And what should be done with the commercialization of open source software itself as the core? Where is the business model for making money?
One answer is technology, one is service.
From a technical point of view, this kind of commercial company is either created by the creator of open-source software or solicits the committer and PMC of many projects, ensuring sufficient control of the core technology. In this way, an ideal way is to launch one's own release version. Good functions will be implemented first in their own version, and bugs will be found in this version. Companies like Cloudera, and Hortonworks had all adopted this model. In this way, differentiation is made from a technical point of view.
From a service perspective, such commercial companies tend to provide a full range of solutions. For example, they offer cloud platform support, a complete machine learning suite, and so on. Databricks are taking this path, and Cloudera is also developing in this direction. On the other hand, the 24/7 responsive technical support service also allows corporate customers to safely hand over themselves to these companies. So customers' needs are met from a service perspective.
Although the idea is sound, the practice is not easy. Examples of the merger of Hortonworks, and the bad management of MapR show that this isn't a breezy way to take. The acquirement of Data Artisans by Alibaba could be considered a "well result" among them.
Commercial companies based on traditional open-source software, such as Oracle and Redhat, have already explored mature business models. And how can open-source software in the context of big data survive stably? Will it have some negative impact on open-source software after being acquired by commercial companies? Only time will tell.
Why it is always big companies, prestigious schools, or large institutions leading these projects?
Hadoop comes from a paper published by Google, and had its finest moments in Yahoo!,then Yahoo! silently receded, and Facebook carried the banner where Hive we are about to mention later is developed in the Facebook.
AMPLab in addition to tinkering with Spark, also hatched Alluxio, Mesos, and other star projects, each of which is brilliant.
Even if the final project is open source, it naturally forms a non-profit organization like the Apache Foundation to organize and coordinate community resources and promote project development.
Other companies in the industry, and other schools and institutions in academia, are more of a follow-up and benefits role.

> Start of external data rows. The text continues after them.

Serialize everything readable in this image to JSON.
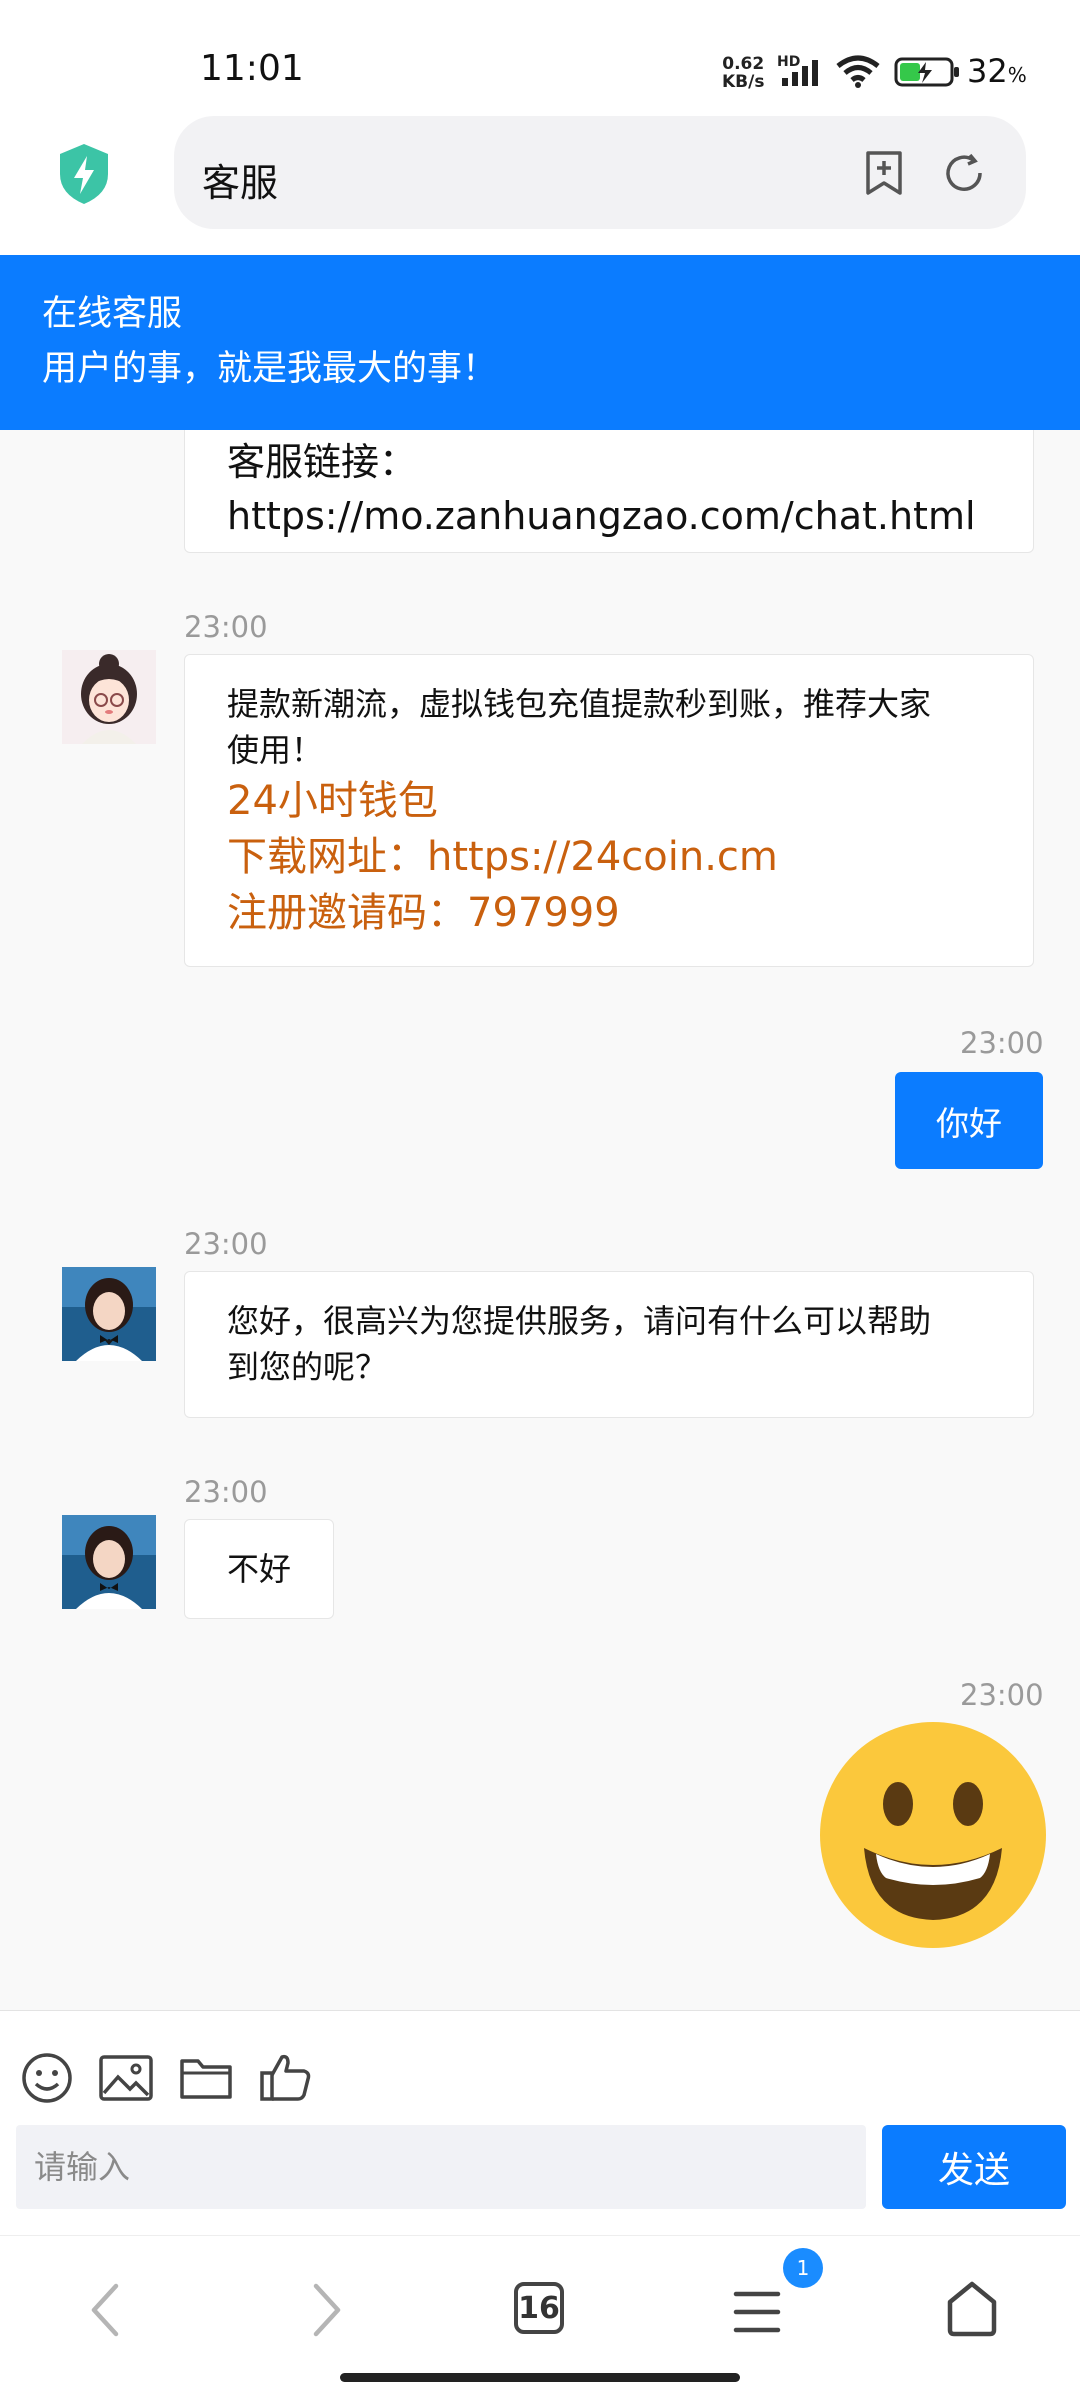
{
  "status_bar": {
    "time": "11:01",
    "net_speed_value": "0.62",
    "net_speed_unit": "KB/s",
    "network_badge": "HD",
    "battery_percent": "32",
    "battery_unit": "%"
  },
  "browser": {
    "address_text": "客服"
  },
  "service_header": {
    "title": "在线客服",
    "slogan": "用户的事，就是我最大的事！"
  },
  "chat": {
    "messages": [
      {
        "side": "received",
        "lines": [
          "客服链接：",
          "https://mo.zanhuangzao.com/chat.html"
        ]
      },
      {
        "side": "received",
        "timestamp": "23:00",
        "avatar": "cartoon-girl-avatar",
        "text_lines": [
          "提款新潮流，虚拟钱包充值提款秒到账，推荐大家",
          "使用！"
        ],
        "promo_lines": [
          "24小时钱包",
          "下载网址：https://24coin.cm",
          "注册邀请码：797999"
        ]
      },
      {
        "side": "sent",
        "timestamp": "23:00",
        "text": "你好"
      },
      {
        "side": "received",
        "timestamp": "23:00",
        "avatar": "agent-avatar",
        "text_lines": [
          "您好，很高兴为您提供服务，请问有什么可以帮助",
          "到您的呢？"
        ]
      },
      {
        "side": "received",
        "timestamp": "23:00",
        "avatar": "agent-avatar",
        "text": "不好"
      },
      {
        "side": "sent",
        "timestamp": "23:00",
        "emoji": "grinning-face-emoji"
      }
    ]
  },
  "composer": {
    "tools": [
      "emoji-icon",
      "image-icon",
      "folder-icon",
      "thumbs-up-icon"
    ],
    "placeholder": "请输入",
    "send_label": "发送"
  },
  "bottom_nav": {
    "tab_count": "16",
    "menu_badge": "1"
  },
  "colors": {
    "accent": "#0b7cff",
    "promo": "#c9600e",
    "emoji_face": "#fbc83c"
  }
}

This is normal. As we often say, the process of history is not shifted by personal will, but the role of heroes in it is also crucial.
Large companies and prestigious schools, first of all, have enough opportunities to take the lead in facing problems, and they have enough motivation, financial resources, and fame, to ensure that they are capable of solving these problems.
Everything is justified.
For an individual, if you are committed to solving these general-purpose problems, rather than specific application problems, you should strive to enter these large companies and prestigious schools.
For an individual company, if you encounter technical problems and do not have enough financial and technical strength to solve them, whether to embrace open source or pay for the business, on a larger level, becomes a cost consideration.
The communication between industry and academia has made a good combination of theory and practice, which promotes both sides.
For example, the industry has now developed the academic habit of publishing papers, whereas, in the past, it was all about product documents.
What's more, a direct and strong sense of achievement, as well as possible economic benefits, also allows the academic community to attract more talents to do practical research (of course, basic theory research is still important).
The choice of open source and commercialization has also become a complementary relationship.
Open source allows the general public to participate, promotes the development of the project, and greatly expands the application scale of the project. Only in this way can someone be willing to use the commercial version.
When commercialization needs to make money, it must compete with the open source version differently, which leads to technical indicators such as function, performance, stability, or service indicators such as customization and responsiveness, both take the project to a level that is difficult to achieve quickly with open source. Subsequently, whether it is the active open source of commercial functions or the conscious follow-up of the open source version, in turn, promoted the development of the open source version.
Therefore, the interaction between industry and academia, as well as the mutual support of open source and commercialization, is really a beautiful thing in the history of human development.
The development history of the three most mentioned frameworks in the field of big data and distributed systems are:
· Hadoop's route is that the industry gives back to the open source community, and the open source community feeds back to the industry.
· Spark's route is from academia to industry, from closed source to open source to business.
· Flink is from academia to open source, and then from open source to business.
In conclusion, we can gain some insights from the dimensions of Academic & industry and open source & Business:
· As the world's biggest search engine company, Google took the lead in facing memory and calculation problems, so it became the first pioneer to solve the problem.
· Google has made public its achievements with goodwill. Open source makes the world a good place.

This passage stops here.